A view on VP9 and AV1 part 1: specifications

Introduction

The success of a video coding standard depends on many factors. Many articles try to benchmark the performance of codec implementations or make comments about the ecosystem of codecs. But I have not seen any article about the standardization process or the bitstream format. While the video quality is key, I believe the bitstream format is important too, but is probably less accessible or easy to communicate about.

This is a two-part analysis. Part 1 (this article) compares the HEVC and VP9/AV1 codecs in the light of their bitstream formats. Part 2 will look at some other important considerations.

Bitstream format comparison with HEVC

The VP9 bitstream format specification was frozen in June 2013. But it seems that some features (e.g. Levels) were added afterwards. AV1 derives from VP9 with most of the additions being made by the Google teams based on the developments of VP10. AV1 still moves a lot, but AV1 high-level structures likely won’t move. I expect the authors to add low level tools such as transformation types (ADCT, ADST, …) which are inferred in HEVC but can be custom in AV1; and also tools from the other codec makers (Daala from Mozilla and Thor from Cisco).
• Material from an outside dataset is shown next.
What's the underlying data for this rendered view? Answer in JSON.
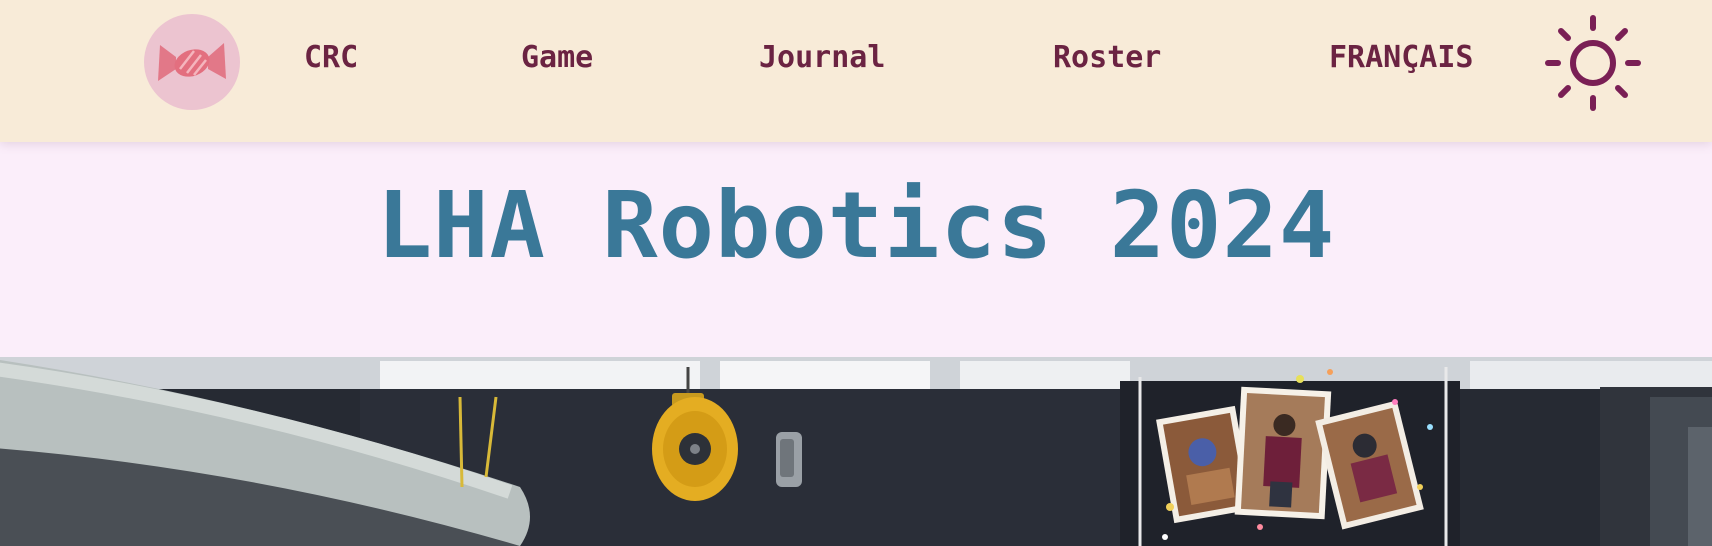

VP9 and AV1 bitstreams are quite different from AVC/HEVC in several ways:

  • In VP9/AV1, each frame is complete. There is no such thing as Slices, only Tiles. As a consequence, there is no high-level abstraction like NALUs for HEVC (and AVC and derivatives) and frame fragmentation over RTP is simpler but less robust to packet loss.
  • The state of a VP9/AV1 encoder or decoder can be represented by the set of reference frames plus the arithmetic context. There is no need like in AVC/HEVC to maintain which parameter set (SPS, PPS, …) is active.
  • In VP9/AV1, a “Frame parallel decoding mode” allows to parse frames in parallel.
  • The arithmetic coding is way simpler than AVC/HEVC. The state of the arithmetic coder can be duplicated for a group of frames.
  • Reference Picture Set (RPS) is simpler in VP9.
  • There is no anti-emulation as required in AVC/HEVC. This simplifies the decoding process but at the cost of not being able to transport VP9 or AV1 on MPEG-2 TS.
  • The pixel reconstruction phase of VP9 requires more hardware surface than HEVC, because VP9 uses numbers with higher precision requiring more adders. And the transform coefficients are ordered in a less predicable way in VP9 (which will result in more hardware surface).
  • There is no such thing as VP9 or AV1 File Format (AVC/HEVC has raw, Annex B, and canonical/MP4). One needs to use the IVF File Format or WebM.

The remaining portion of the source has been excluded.